Here buckets 1 to 5 are used 10000 as its endpoint so bucket 1 to 4 in order to save space is not stored. The following query can be used to show the number of buckets and its endpoinit value

Sql> SELECT Bucket_number, Max (skew) as Endpoint_value
  2   from (
  3   SELECT Skew, Ntile (5) Over ( Order by skew) as Bucket_number
  4 from   T1)
  5   GROUP by Bucket_number
  6   ORDER by bucket_ number;

Bucket_number endpoint_value
---------------------------
            1          10000
            2          10000
            3          10000
            4          10000
            5          10000

Here Ntile (5) is an analytic function that divides an ordered dataset into 5 buckets.

So in short, in a highly balanced histogram, the data is divided into buckets that contain the same data except for the last bucket. The maximum value in each bucket is recorded as endpoint_value and the minimum value in the first bucket is also recorded (bucket 0). Endpoint_ Number stands for buckets. Once the data has been recorded in the bucket, 2 types of data will be identified:
Non popular values and popular values.

Popular values are those that appear multiple times as endpoint value. For example, in the previous example, 3 is a popular value, in the example above skew 10000 is a popular Value.non Value is what is not present as endpoint values or only one occurrence of endpoint values. Popular value and non popular value are not fixed it depends on the size of the histogram bucket, Changing the size of the bucket will show different popular values.

Summary:
The number of different values in a column is less than the number of buckets of the histogram: when the number of different values is less than the number of buckets, the Endpoint_value column contains the different values themselves, and the Endpoint_number column contains the cumulative number of rows that are less than the column values. (Frequency straight Square chart)

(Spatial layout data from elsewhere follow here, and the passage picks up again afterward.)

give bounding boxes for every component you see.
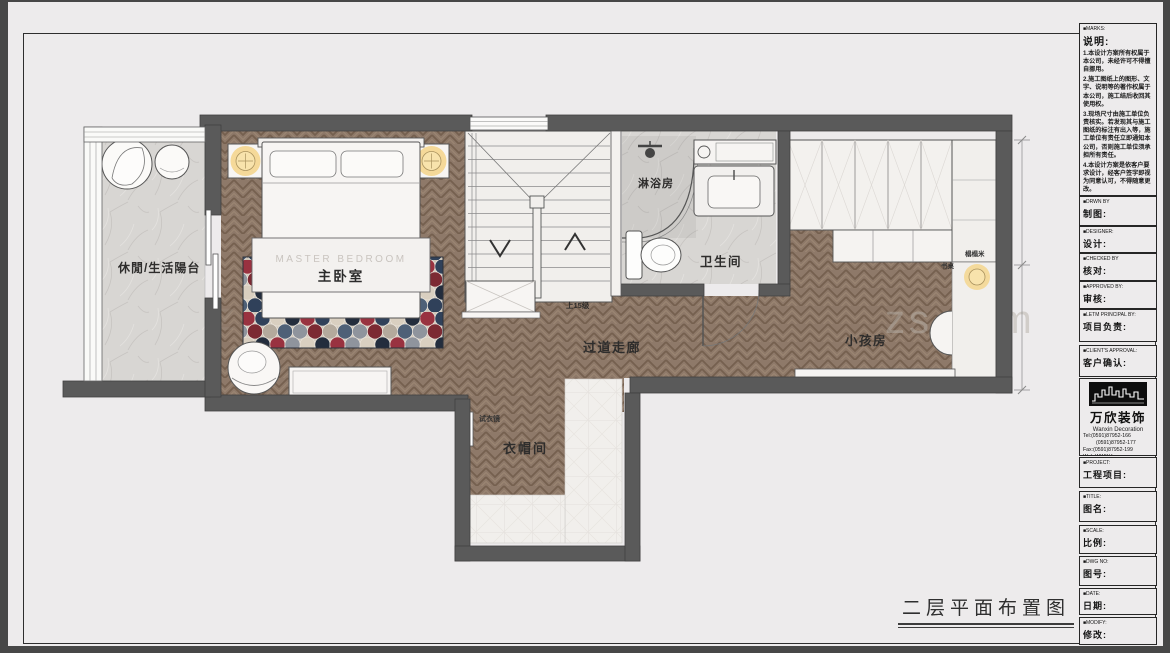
field-label-zh: 核对: xyxy=(1083,264,1153,277)
window-stairs xyxy=(470,117,548,130)
desk-lamp-icon xyxy=(964,264,990,290)
titleblock-field-drwn-by: ■DRWN BY 制图: xyxy=(1079,196,1157,226)
sliding-door-panel xyxy=(213,254,218,309)
wall-bath-bottom-a xyxy=(612,284,704,296)
field-label-en: ■DESIGNER: xyxy=(1083,229,1153,235)
pillow xyxy=(270,151,336,177)
note-item: 4.本设计方案是依客户要求设计，经客户签字即视为同意认可，不得随意更改。 xyxy=(1083,162,1153,195)
room-label-cloakroom: 衣帽间 xyxy=(503,441,548,456)
wall-corridor-bottom xyxy=(630,377,1012,393)
field-label-zh: 修改: xyxy=(1083,628,1153,641)
company-name-zh: 万欣装饰 xyxy=(1083,407,1153,426)
titleblock-field-designer: ■DESIGNER: 设计: xyxy=(1079,226,1157,253)
pillow xyxy=(341,151,403,177)
dresser xyxy=(289,367,391,397)
drawing-title-underline xyxy=(898,627,1074,628)
contact-web: Web:WWW.fzwxzs.com xyxy=(1083,454,1153,456)
field-label-en: ■TITLE: xyxy=(1083,494,1153,500)
field-label-zh: 图名: xyxy=(1083,502,1153,515)
wall-right xyxy=(996,131,1012,393)
field-label-en: ■APPROVED BY: xyxy=(1083,284,1153,290)
cabinet-row xyxy=(833,230,952,262)
drawing-title: 二层平面布置图 xyxy=(898,593,1074,628)
room-label-kids-room: 小孩房 xyxy=(844,333,887,348)
titleblock-field-scale: ■SCALE: 比例: xyxy=(1079,525,1157,554)
field-label-en: ■CHECKED BY xyxy=(1083,256,1153,262)
room-label-master-bedroom-en: MASTER BEDROOM xyxy=(275,254,406,265)
wall-stairs-bath xyxy=(611,131,621,296)
staircase xyxy=(462,131,612,318)
field-label-en: ■CLIENT'S APPROVAL: xyxy=(1083,348,1153,354)
wall-top-left xyxy=(200,115,472,131)
contact-tel1: Tel:(0591)87952-166 xyxy=(1083,433,1153,440)
field-label-zh: 图号: xyxy=(1083,567,1153,580)
side-table xyxy=(155,145,189,179)
window-balcony-left xyxy=(84,127,102,381)
field-label-zh: 设计: xyxy=(1083,237,1153,250)
field-label-en: ■PROJECT: xyxy=(1083,460,1153,466)
room-label-bathroom: 卫生间 xyxy=(700,254,742,269)
titleblock-field-modify: ■MODIFY: 修改: xyxy=(1079,617,1157,645)
titleblock-field-project: ■PROJECT: 工程项目: xyxy=(1079,457,1157,488)
titleblock-field-approved-by: ■APPROVED BY: 审核: xyxy=(1079,281,1157,309)
notes-label-en: ■MARKS: xyxy=(1083,26,1153,32)
annotation-desk: 书桌 xyxy=(941,261,955,270)
wall-balcony-bottom xyxy=(63,381,210,397)
sliding-door-panel xyxy=(206,210,211,265)
titleblock-field-date: ■DATE: 日期: xyxy=(1079,588,1157,615)
laundry-counter xyxy=(694,140,776,164)
field-label-zh: 项目负责: xyxy=(1083,320,1153,333)
armchair xyxy=(228,342,280,394)
cloakroom-cabinet-bottom xyxy=(470,495,565,543)
wall-bath-bottom-b xyxy=(759,284,790,296)
cloakroom-cabinet-right xyxy=(565,379,622,543)
field-label-en: ■LETM PRINCIPAL BY: xyxy=(1083,312,1153,318)
lamp-icon xyxy=(231,146,261,176)
titleblock-company: 万欣装饰 Wanxin Decoration Tel:(0591)87952-1… xyxy=(1079,378,1157,456)
room-label-corridor: 过道走廊 xyxy=(583,340,641,355)
wall-bath-kids xyxy=(778,131,790,290)
titleblock-field-principal: ■LETM PRINCIPAL BY: 项目负责: xyxy=(1079,309,1157,342)
note-item: 3.现场尺寸由施工单位负责核实。若发现其与施工图纸的标注有出入等，施工单位有责任… xyxy=(1083,111,1153,160)
field-label-en: ■DATE: xyxy=(1083,591,1153,597)
annotation-stairs: 上15级 xyxy=(566,300,590,310)
notes-label-zh: 说明: xyxy=(1083,33,1153,48)
field-label-en: ■MODIFY: xyxy=(1083,620,1153,626)
field-label-zh: 制图: xyxy=(1083,207,1153,220)
room-label-shower: 淋浴房 xyxy=(638,176,674,190)
sink xyxy=(708,176,760,208)
field-label-zh: 日期: xyxy=(1083,599,1153,612)
annotation-tatami: 榻榻米 xyxy=(964,249,985,258)
titleblock-notes: ■MARKS: 说明: 1.本设计方案所有权属于本公司，未经许可不得擅自挪用。 … xyxy=(1079,23,1157,196)
floor-plan: zs.com zs.com xyxy=(0,0,1170,653)
annotation-fitting-mirror: 试衣镜 xyxy=(479,414,500,423)
room-label-balcony: 休閒/生活陽台 xyxy=(117,260,200,275)
lamp-icon xyxy=(417,146,447,176)
contact-tel2: (0591)87952-177 xyxy=(1083,440,1153,447)
field-label-zh: 审核: xyxy=(1083,292,1153,305)
dimension-line xyxy=(1014,136,1030,394)
contact-fax: Fax:(0591)87952-199 xyxy=(1083,447,1153,454)
wardrobe xyxy=(788,140,952,230)
window-balcony-top xyxy=(84,127,205,142)
wall-bedroom-bottom xyxy=(205,395,468,411)
field-label-en: ■SCALE: xyxy=(1083,528,1153,534)
titleblock-field-client-approval: ■CLIENT'S APPROVAL: 客户确认: xyxy=(1079,345,1157,377)
wall-ext-right xyxy=(625,393,640,561)
company-logo xyxy=(1089,382,1147,406)
drawing-sheet: zs.com zs.com xyxy=(0,0,1170,653)
field-label-zh: 工程项目: xyxy=(1083,468,1153,481)
wall-balcony-divider-top xyxy=(205,125,221,215)
titleblock-field-checked-by: ■CHECKED BY 核对: xyxy=(1079,253,1157,281)
wall-top-right xyxy=(546,115,1012,131)
wall-ext-left xyxy=(455,399,470,561)
field-label-zh: 客户确认: xyxy=(1083,356,1153,369)
note-item: 2.施工图纸上的图形、文字、说明等的著作权属于本公司，施工结后收回其使用权。 xyxy=(1083,76,1153,109)
titleblock-field-title: ■TITLE: 图名: xyxy=(1079,491,1157,522)
field-label-en: ■DWG NO: xyxy=(1083,559,1153,565)
tatami-cabinet xyxy=(952,140,996,262)
note-item: 1.本设计方案所有权属于本公司，未经许可不得擅自挪用。 xyxy=(1083,50,1153,75)
titleblock-field-dwg-no: ■DWG NO: 图号: xyxy=(1079,556,1157,586)
field-label-en: ■DRWN BY xyxy=(1083,199,1153,205)
wall-balcony-divider-bottom xyxy=(205,298,221,397)
room-label-master-bedroom: 主卧室 xyxy=(318,268,365,284)
drawing-title-text: 二层平面布置图 xyxy=(898,593,1074,625)
wall-ext-bottom xyxy=(455,546,640,561)
field-label-zh: 比例: xyxy=(1083,536,1153,549)
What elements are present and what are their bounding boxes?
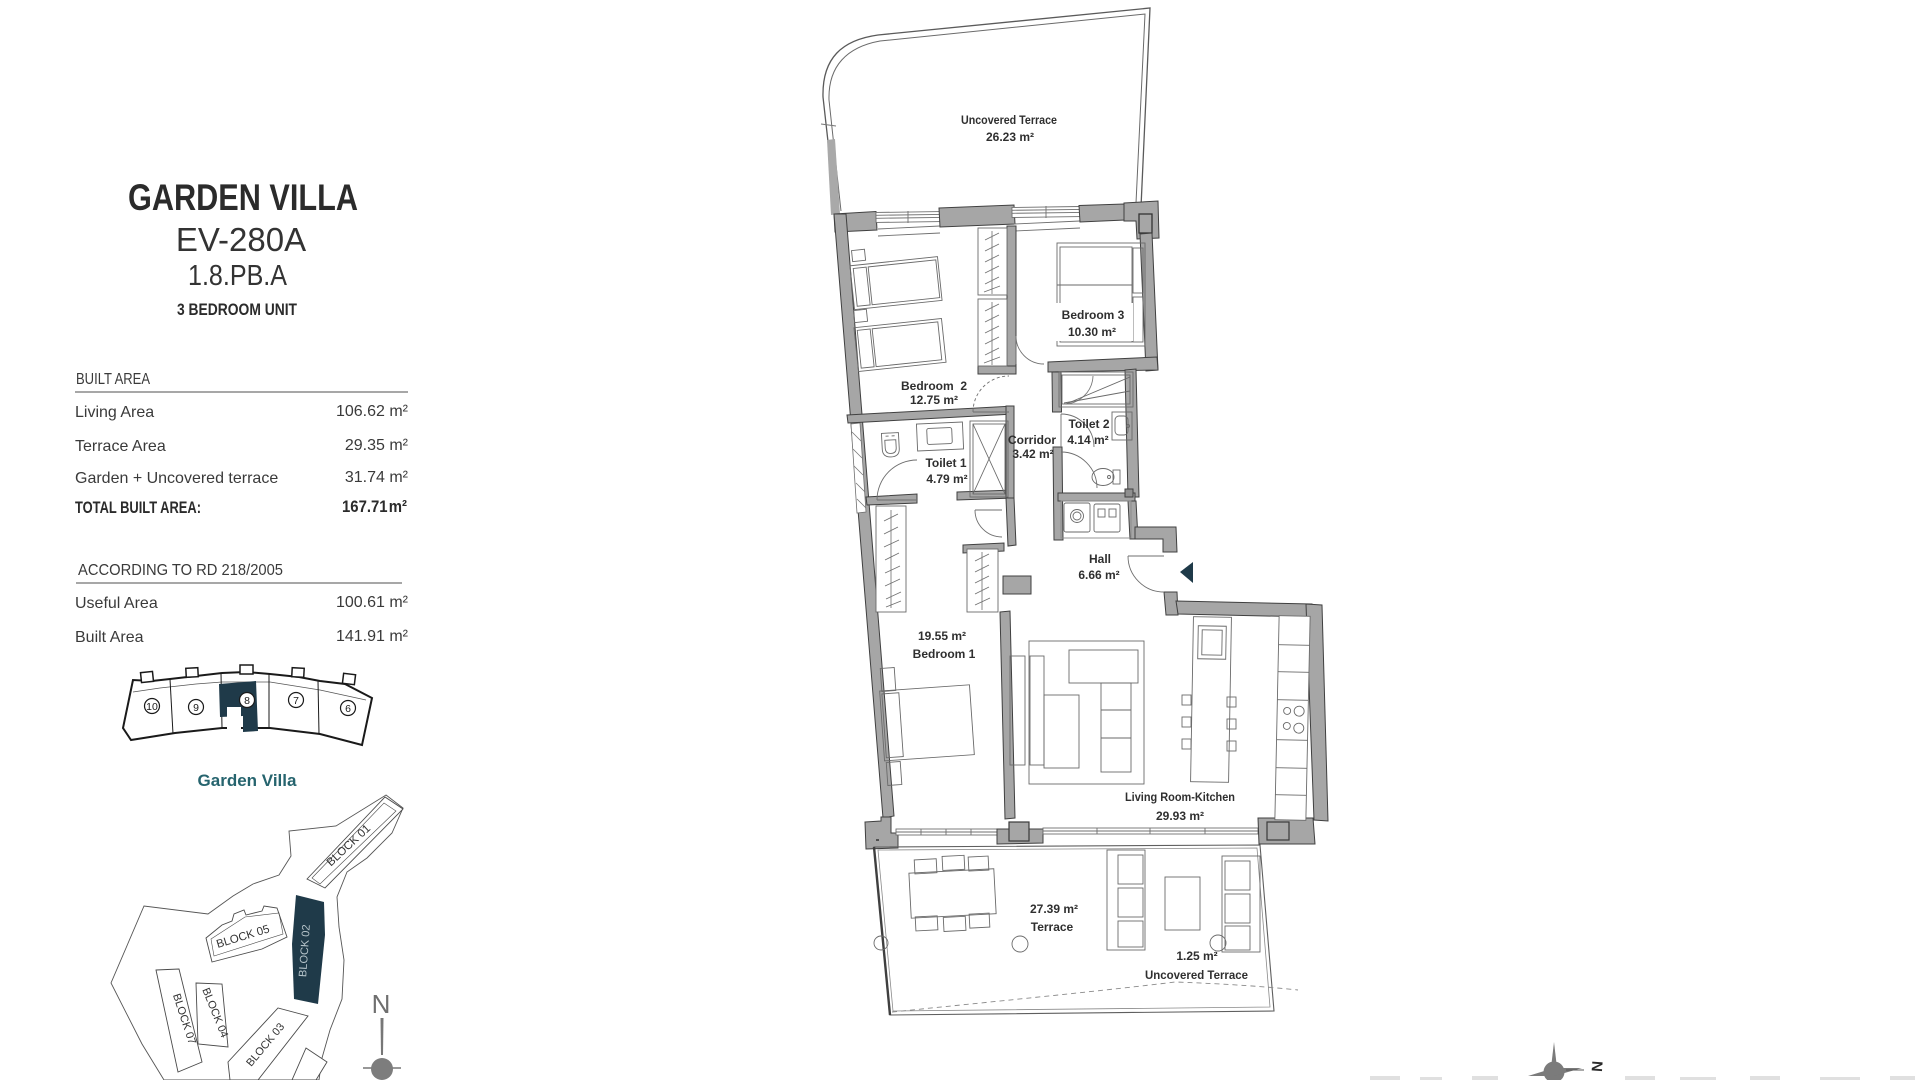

The number of different values in a column is greater than the number of buckets in the histogram: when the number of different values is greater than the number of buckets, Endpoint_number contains the Bucekt ID and Endpoint_value is the maximum value in each bucket displayed. Bucket 0 is a special it shows the minimum value in the column ( Highly balanced straight square chart).


This article turns from: http://blog.itpub.net/26015009/viewspace-1072732/



Contact Us

The content source of this page is from Internet, which doesn't represent Alibaba Cloud's opinion; products and services mentioned on that page don't have any relationship with Alibaba Cloud. If the content of the page makes you feel confusing, please write us an email, we will handle the problem within 5 days after receiving your email.

If you find any instances of plagiarism from the community, please send an email to: info-contact@alibabacloud.com and provide relevant evidence. A staff member will contact you within 5 working days.

A Free Trial That Lets You Build Big!

Start building with 50+ products and up to 12 months usage for Elastic Compute Service

  • Sales Support

    1 on 1 presale consultation

  • After-Sales Support

    24/7 Technical Support 6 Free Tickets per Quarter Faster Response

  • Alibaba Cloud offers highly flexible support services tailored to meet your exact needs.